Enfants de la Palestine
(Abnaa Philistine) (http://www.enfantsdepalestine.org/) (français) met en
ligne une revue de presse mais également des articles originaux sur la
politique, l’histoire et la culture (dont un ensemble de fiches sur des
poètes et romanciers). De nombreuses associations de solidarité se
sont créées à l’occasion de la deuxième
intifada. Parmi elles, la
CCIPPP (Campagne Civile Internationale pour la Protection du Peuple Palestinien)
(http://www.protection-palestine.org) (français), proche des milieux
hostiles à la mondialisation, s’est surtout fait connaître
par ses membres présents autour de Yasser Arafat lors du siège de
son QG de Ramallah au printemps 2002. Différents rapports sur des
Missions civiles
http://mc.palestine.free.fr/index.html) (français) de 2002-2003 sont
également mis en ligne par l’un de leurs membres.
Créé en 2004, le
Comité Action Palestine
de Bordeaux (http://www.comiteactionpalestine.org/) (français) met en
ligne ses communiqués et alimente des dossiers thématiques. La
CAPJPO (Coordination des Appels pour une Paix Juste au Proche-Orient)
(http://www.paixjusteauproche-orient.com/) (français, anglais),
née quant à elle dans le prolongement d’appels lancés
par des artistes et professionnels de la culture d’une part, puis de
médecins et scientifiques d’autre part, gère la
Coordination des scientifiques pour une paix juste au Moyen-Orient
(http://www.pjpo.org/) (anglais, français) ou encore le collectif
Science et médecine
(http://mapage.noos.fr/scienceetmedecine/) (anglais, français). En
Belgique, des informations sur la mobilisation peuvent être
trouvées sur le site déjà signalé de Giorgio Basile,
“Solidaires du peuple palestinien”
(Nivelles, Belgique) (français) (http://www.solidarite-palestine.org/) de
même que sur
“Paix en Palestine“
(http://www.paix-en-palestine.org/) (français), un site
réalisé “avec la composante belge des étudiants
palestiniens“. En Suisse, on trouvera les pages du
Palestinet Project
(http://www.palestinet.org/) (français) et de
l’Aide sanitaire suisse aux Palestiniens
(http://www.assp.ch/index.html) (français). En Grande-Bretagne, signalons
le
PSC (Palestine Solidarity Campaign)
(Londres) (http://www.palestinecampaign.org/) qui mobilise en faveur de la
Palestine depuis 1982; son site recèle une excellente revue de presse
thématique (Autorité, processus de paix, réfugiés,
Jérusalem, etc.). Aux États-Unis, de nombreuses campagnes de
solidarité sont menées par des associations déjà
citées. Mentionnons également
Sustain (Stop US Tax-funded Aid to Israel Now!)

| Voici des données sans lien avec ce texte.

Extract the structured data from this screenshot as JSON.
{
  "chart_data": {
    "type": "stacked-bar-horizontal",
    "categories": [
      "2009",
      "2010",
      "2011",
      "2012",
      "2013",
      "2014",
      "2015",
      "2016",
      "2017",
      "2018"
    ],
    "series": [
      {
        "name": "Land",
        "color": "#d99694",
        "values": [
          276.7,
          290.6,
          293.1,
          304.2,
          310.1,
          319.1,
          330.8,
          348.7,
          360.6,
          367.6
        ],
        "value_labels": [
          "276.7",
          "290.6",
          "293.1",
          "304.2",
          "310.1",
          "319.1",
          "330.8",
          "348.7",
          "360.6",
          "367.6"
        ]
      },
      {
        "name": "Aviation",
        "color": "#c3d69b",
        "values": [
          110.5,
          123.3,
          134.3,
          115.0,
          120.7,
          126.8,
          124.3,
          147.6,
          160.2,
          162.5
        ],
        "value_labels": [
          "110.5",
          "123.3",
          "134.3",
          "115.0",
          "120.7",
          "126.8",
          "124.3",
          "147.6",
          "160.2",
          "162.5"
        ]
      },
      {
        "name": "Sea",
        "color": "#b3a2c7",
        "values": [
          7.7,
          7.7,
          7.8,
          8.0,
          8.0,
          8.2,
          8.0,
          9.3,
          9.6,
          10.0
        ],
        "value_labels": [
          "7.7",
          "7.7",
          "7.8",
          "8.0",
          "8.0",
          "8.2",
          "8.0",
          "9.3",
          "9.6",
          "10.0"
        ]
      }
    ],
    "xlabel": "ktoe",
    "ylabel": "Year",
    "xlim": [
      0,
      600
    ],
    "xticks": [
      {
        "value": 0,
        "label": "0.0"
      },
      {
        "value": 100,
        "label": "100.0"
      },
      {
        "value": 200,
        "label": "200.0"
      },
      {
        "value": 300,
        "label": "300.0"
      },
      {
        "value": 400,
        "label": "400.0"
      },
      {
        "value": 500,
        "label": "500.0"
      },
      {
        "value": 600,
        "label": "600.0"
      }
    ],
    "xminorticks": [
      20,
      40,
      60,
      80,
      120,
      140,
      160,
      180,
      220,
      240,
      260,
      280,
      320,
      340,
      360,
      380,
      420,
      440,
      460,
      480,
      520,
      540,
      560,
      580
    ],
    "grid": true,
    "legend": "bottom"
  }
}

(http://www.sustaincampaign.org/) et
l’ISM (International Solidarity Movement)
(http://www.palsolidarity.org/); ONG palestinienne regroupant des pacifistes
palestiniens et internationaux, cette dernière travaille à
promouvoir la lutte pour la liberté en Palestine et pour la fin de
l’occupation israélienne par la résistance non-violente et
des actions directes ; les internautes francophones trouveront ses
communiqués et des traductions de la presse anglophone sur les sites de
ses amis en
France
(http://www.ism-france.org) (français) et en
Suisse
(http://www.ism-suisse.org) (français). Pour les hispanophones, le site
du
CSCA (El Comité de Solidaridad con la Causa Árabe)
(http://www.nodo50.org/csca/) (espagnol, anglais), un collectif de
solidarité fondé en 1986, constitue l’un des portails vers
les questions de Palestine et du monde arabe en général dans les
domaines de la mobilisation et de l’analyse.